Call it the High Court of Justice effect: The March 31 ruling recognizing private Orthodox conversions is spurring a new rush of applicants for the alternative conversion programs. The independent Giyur Kahalacha courts report a major increase in applicants even though the network has yet to be officially recognized. The government conversion system has reported a steadily dwindling number of converts over the last few years. It now converts about 2,000 people a year, over two-thirds of them through the army’s Nativ program.
The High Court ruling concerned two specific Haredi courts, most notably the Badatz Bnei Brak court founded by Rabbi Nissim Karelitz. Someone from the court told Haaretz yesterday of a slight increase in the number of applicants for conversion, but also said the judges have no desire or intention to increase the number of converts under the High Court ruling, which the Haredi leadership opposed. The court repeated that it would only convert someone prepared to meet its strict standards of Torah observance.
The High Court’s ruling that non-Rabbinate Orthodox conversions can be recognized may also affect other courts. Giyur Kahalacha says that since the ruling it has been getting 20 to 30 inquiries a day, compared to 10 to 20 before the ruling.

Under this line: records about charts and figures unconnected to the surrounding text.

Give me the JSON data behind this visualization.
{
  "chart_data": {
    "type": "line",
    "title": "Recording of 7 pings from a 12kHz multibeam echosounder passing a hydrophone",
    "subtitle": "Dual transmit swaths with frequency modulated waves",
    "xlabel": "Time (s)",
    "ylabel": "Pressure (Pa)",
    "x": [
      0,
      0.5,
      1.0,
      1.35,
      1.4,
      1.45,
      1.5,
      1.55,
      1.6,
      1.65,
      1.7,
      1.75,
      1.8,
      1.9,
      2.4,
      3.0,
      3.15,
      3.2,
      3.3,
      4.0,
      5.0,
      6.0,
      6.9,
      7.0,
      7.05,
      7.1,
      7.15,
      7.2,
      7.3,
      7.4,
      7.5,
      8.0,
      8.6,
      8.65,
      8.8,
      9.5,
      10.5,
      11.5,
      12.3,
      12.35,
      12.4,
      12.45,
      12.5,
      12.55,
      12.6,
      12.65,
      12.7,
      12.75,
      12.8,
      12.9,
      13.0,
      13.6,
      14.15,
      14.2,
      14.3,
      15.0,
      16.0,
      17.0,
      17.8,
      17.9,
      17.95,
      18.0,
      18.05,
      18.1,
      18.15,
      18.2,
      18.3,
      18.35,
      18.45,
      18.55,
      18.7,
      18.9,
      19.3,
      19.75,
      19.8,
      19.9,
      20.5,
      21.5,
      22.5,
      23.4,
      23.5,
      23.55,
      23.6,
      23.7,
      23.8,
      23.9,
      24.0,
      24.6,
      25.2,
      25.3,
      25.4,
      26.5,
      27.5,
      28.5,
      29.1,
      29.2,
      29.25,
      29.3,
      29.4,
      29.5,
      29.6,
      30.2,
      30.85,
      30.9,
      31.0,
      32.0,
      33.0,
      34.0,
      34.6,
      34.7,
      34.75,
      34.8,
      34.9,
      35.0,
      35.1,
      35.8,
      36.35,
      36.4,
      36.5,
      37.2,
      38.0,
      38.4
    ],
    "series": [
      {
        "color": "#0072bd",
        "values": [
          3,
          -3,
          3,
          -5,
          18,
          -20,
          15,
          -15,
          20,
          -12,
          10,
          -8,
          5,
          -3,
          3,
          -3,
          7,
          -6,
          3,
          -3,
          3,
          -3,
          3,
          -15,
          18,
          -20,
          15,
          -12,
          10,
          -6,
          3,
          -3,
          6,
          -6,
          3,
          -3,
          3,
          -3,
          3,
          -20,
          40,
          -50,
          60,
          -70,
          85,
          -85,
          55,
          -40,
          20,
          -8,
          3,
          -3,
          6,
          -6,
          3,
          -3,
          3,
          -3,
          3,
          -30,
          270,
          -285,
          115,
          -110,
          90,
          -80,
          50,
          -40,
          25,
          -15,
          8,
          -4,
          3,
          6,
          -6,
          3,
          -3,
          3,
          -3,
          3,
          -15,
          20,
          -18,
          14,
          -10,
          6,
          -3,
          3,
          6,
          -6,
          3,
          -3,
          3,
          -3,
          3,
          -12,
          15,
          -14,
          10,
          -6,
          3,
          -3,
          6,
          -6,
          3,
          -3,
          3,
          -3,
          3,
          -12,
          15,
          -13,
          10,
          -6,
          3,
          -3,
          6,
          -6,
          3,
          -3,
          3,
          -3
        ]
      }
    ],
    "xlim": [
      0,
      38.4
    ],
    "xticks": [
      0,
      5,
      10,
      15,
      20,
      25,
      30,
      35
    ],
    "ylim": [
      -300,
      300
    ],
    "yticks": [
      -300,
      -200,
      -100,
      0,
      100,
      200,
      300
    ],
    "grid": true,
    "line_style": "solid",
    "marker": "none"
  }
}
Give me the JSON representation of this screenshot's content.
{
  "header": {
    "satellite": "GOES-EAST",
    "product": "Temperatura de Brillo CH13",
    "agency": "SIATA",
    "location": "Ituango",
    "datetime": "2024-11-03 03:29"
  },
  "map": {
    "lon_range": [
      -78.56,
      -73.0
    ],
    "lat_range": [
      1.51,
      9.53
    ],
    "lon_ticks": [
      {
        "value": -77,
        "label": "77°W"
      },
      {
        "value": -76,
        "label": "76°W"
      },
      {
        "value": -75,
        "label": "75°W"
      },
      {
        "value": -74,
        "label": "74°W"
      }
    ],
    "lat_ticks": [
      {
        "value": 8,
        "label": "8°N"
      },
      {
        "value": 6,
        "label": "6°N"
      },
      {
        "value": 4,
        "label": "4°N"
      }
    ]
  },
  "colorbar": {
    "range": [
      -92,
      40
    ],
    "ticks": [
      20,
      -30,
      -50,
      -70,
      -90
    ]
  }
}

The Giyur Kahalacha courts were established in August by leading religious Zionist rabbis, including Rabbi Nahum Rabinovitch of the Ma’aleh Adumim hesder yeshiva and Rabbi Shlomo Riskin of Efrat, who’d despaired of the state system, particularly after the blockage of the conversion bill that aimed to grant municipal rabbis the authority to oversee conversions. Since its inception, more than 200 people have converted through its courts, many of them immigrants from the former Soviet Union. Last month the chairman of the Knesset Committee for Immigration, Absorption and Diaspora Affair, MK Avraham Nagosa, cited a 10-percent decline in the number of converts through the Chief Rabbinate.
Giyur Kahalacha says the ruling that private Orthodox conversions must be recognized is “further shrinking the gap between private and state conversion and making private conversion another option for the thousands of Israelis who wish to convert.”
Ella, 41, a new immigrant who lives in Petah Tikva, recently converted along with her two children through Giyur Kahalacha. She approached the organization prior to the High Court ruling, after becoming fed up with the way she was being treated by the state conversion courts.
She says that even though it was made clear to her before the start of the process with Giyur Kahalacha that official recognition of her conversion could not be guaranteed, she still wanted “to immerse [in the mikveh] as a Jewish woman, even if the state wouldn’t recognize it.” Now, she says, she is also looking forward to official recognition.
“I didn’t come to convert in order to obtain a piece of paper or stamp of approval. I came in order to be able to immerse and to know for myself that I am a Jew. But the situation where we are not recognized makes no sense. There is no reason for this conversion not to be accepted.”